College costs: the old eat the young.

It is always worth asking whether a consumer is getting value for money. Is a college education today worth the higher price than that paid by earlier generations?

Everyone knows that inflation-adjusted college tuition has more than doubled since 1992. Except that it hasn’t. Everyone knows that it can cost $60,000 a year for college. Except that it hardly ever does.

The real price of college has to include the financial aid (other than loans) supplied to the student. This gives the net price. Since 1992, the net price for community college has fallen; the net price at a private four-year college has risen 22 percent; and the net price for a four-year public college has risen 60 percent. The average of the two falls into a range between a 40 percent and 50 percent increase in net tuition. This puts college tuition in the same ball-park as medical costs (35 percent) or day care (44 percent).

The “sticker shock” tuitions beloved of the media and the politicians only apply to people from affluent families who are not eligible for financial aid attending elite schools that can charge what the market will bear for a prestigious degree.

Taking lower costs and higher aid into account, the average price for a student attending a four-year public college was $3,120 a year in 2013; the average price for a student attending a four-year private college was $12,460.[1]
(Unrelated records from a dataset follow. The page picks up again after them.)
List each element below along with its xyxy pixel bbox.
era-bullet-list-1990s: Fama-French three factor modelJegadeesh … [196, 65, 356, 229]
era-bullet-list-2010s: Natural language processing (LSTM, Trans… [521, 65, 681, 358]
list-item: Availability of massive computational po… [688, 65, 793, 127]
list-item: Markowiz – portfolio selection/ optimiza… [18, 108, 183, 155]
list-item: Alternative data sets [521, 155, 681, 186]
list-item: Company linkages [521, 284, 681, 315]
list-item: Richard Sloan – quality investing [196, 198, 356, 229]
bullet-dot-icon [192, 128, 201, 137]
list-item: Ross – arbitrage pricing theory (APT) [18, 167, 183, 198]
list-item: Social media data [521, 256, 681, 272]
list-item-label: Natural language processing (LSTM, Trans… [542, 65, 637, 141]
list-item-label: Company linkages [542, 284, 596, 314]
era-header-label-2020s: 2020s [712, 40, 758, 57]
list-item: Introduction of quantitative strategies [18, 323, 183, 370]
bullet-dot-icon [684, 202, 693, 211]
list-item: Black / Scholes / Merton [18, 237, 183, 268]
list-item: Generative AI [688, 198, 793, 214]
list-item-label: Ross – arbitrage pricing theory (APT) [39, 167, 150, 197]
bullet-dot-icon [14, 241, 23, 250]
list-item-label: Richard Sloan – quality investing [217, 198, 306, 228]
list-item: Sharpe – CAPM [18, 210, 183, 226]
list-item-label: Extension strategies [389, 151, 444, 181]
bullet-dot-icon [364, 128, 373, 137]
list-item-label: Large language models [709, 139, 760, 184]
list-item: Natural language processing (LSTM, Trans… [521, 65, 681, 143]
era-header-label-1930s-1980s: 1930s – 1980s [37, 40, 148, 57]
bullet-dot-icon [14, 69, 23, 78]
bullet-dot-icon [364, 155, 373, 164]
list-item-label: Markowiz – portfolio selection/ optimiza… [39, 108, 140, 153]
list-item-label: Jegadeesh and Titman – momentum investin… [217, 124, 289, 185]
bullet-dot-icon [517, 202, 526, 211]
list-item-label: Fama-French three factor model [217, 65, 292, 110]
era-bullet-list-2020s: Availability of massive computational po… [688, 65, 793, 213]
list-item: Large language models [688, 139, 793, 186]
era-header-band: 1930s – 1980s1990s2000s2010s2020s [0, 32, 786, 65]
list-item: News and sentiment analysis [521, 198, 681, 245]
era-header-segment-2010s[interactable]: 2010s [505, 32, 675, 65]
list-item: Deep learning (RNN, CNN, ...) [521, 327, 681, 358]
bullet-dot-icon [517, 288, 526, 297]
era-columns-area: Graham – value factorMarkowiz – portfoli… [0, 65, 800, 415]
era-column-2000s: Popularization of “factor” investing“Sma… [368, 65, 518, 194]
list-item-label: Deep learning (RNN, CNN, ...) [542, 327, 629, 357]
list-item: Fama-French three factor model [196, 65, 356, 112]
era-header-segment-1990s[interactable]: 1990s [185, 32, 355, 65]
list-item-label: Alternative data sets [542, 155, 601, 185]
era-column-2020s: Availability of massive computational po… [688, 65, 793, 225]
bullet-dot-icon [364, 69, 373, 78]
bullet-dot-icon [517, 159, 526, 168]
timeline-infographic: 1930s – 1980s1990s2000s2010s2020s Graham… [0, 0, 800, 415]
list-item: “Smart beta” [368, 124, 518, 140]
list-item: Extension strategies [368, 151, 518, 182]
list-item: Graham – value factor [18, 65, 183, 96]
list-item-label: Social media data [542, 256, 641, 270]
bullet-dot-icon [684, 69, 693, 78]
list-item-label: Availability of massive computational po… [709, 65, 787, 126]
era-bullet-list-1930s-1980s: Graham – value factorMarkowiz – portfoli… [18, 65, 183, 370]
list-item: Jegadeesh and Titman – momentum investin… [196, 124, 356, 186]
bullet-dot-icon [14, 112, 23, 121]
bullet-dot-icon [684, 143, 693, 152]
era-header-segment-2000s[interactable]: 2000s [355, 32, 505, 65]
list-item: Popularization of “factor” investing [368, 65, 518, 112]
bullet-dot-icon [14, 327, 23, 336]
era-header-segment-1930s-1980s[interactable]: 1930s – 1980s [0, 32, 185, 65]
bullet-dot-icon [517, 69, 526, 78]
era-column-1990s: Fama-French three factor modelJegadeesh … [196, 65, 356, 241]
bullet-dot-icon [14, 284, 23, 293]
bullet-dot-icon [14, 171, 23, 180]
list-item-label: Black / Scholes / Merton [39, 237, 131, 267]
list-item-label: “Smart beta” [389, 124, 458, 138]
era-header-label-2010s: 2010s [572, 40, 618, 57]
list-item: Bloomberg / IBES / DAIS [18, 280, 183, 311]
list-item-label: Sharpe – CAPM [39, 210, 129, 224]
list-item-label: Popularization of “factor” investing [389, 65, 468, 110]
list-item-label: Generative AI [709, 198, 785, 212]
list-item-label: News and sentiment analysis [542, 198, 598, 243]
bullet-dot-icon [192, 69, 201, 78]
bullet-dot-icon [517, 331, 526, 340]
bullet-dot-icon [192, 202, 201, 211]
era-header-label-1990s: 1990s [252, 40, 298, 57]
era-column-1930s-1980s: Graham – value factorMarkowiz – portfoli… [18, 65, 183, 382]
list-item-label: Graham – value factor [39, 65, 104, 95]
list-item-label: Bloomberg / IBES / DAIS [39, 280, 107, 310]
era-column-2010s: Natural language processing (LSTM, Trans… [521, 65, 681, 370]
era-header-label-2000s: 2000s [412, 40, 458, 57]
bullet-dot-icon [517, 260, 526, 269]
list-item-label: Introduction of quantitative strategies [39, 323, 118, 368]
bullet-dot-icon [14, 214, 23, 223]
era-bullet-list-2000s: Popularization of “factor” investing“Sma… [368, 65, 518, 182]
Why has the net cost of a four-year public college risen so much more than the cost of a four-year private college? In the United States, about eighty percent of college students attend public colleges. Between 1988 and 2013, nominal tuition at these institutions more than doubled. This has created a terrible problem of debt for parents and students when most incomes have been stagnant. However, the revenue earned by these colleges stayed flat. In 1988 colleges earned an average of $11,300 per student; in 2013 they earned an average of $11,500 per student. If colleges aren’t getting rich, then where did the additional tuition go? To tax-payers, that’s where.

Traditionally, public colleges were subsidized by state legislatures. In 1988, each student at a public college received an average of $8,600 a year to subsidize his/her studies. The student and his/her family kicked in the additional $2,700 a year. In 2013, each student at a public college received an average of $6,100 a year to subsidize his/her studies. The student and his/her family now have to kick in $5,400 a year. A four year BA went from costing the state $34,600 to costing $24,400. That same four year BA went from costing students and parents $10,800 to costing $20,800. People who got a cheap BA paid for by others, now want to pay lower taxes.

The Obama administration has the idea that introducing ratings for colleges will help “education consumers.” They want to consider factors like affordability, drop-out rates, and the earnings of graduates. Federal subsidies—“Jump, boy, jump” versus “Bad dog, no biscuit”—would reward colleges which score well on the standardized test.[2]   People push back, saying that there is too much difference among students to make a single standard meaningful. The economist Susan Dynarski has suggested that the “risk adjusted” rating system used for hospitals might offer a useful means of adapting any rating system.[3] Better still, restore the state aid.

[1] David Leonhardt, “How Government Exaggerates College’s Cost,” New York Times, 29 July 2014.

[2] I can foresee the criticism that this will lead colleges to “admit to the test” just as schools “teach to the test.”

[3] Susan Dynarski, “Where College Ratings Hit the Wall,” New York Times, 21 September 2014.

4 thoughts on “College costs: the old eat the young.

  1. Yes, constant 2013 dollars. However, it is also fair to say that the college costs from the top half of the essay don’t entirely agree with the costs in the bottom half of the essay. Different agencies use different methods for calculating costs and I was drawing from two different articles. Hence the ambiguity. By and large, however, I think tha tthey show the same thing. Thank you for your comment.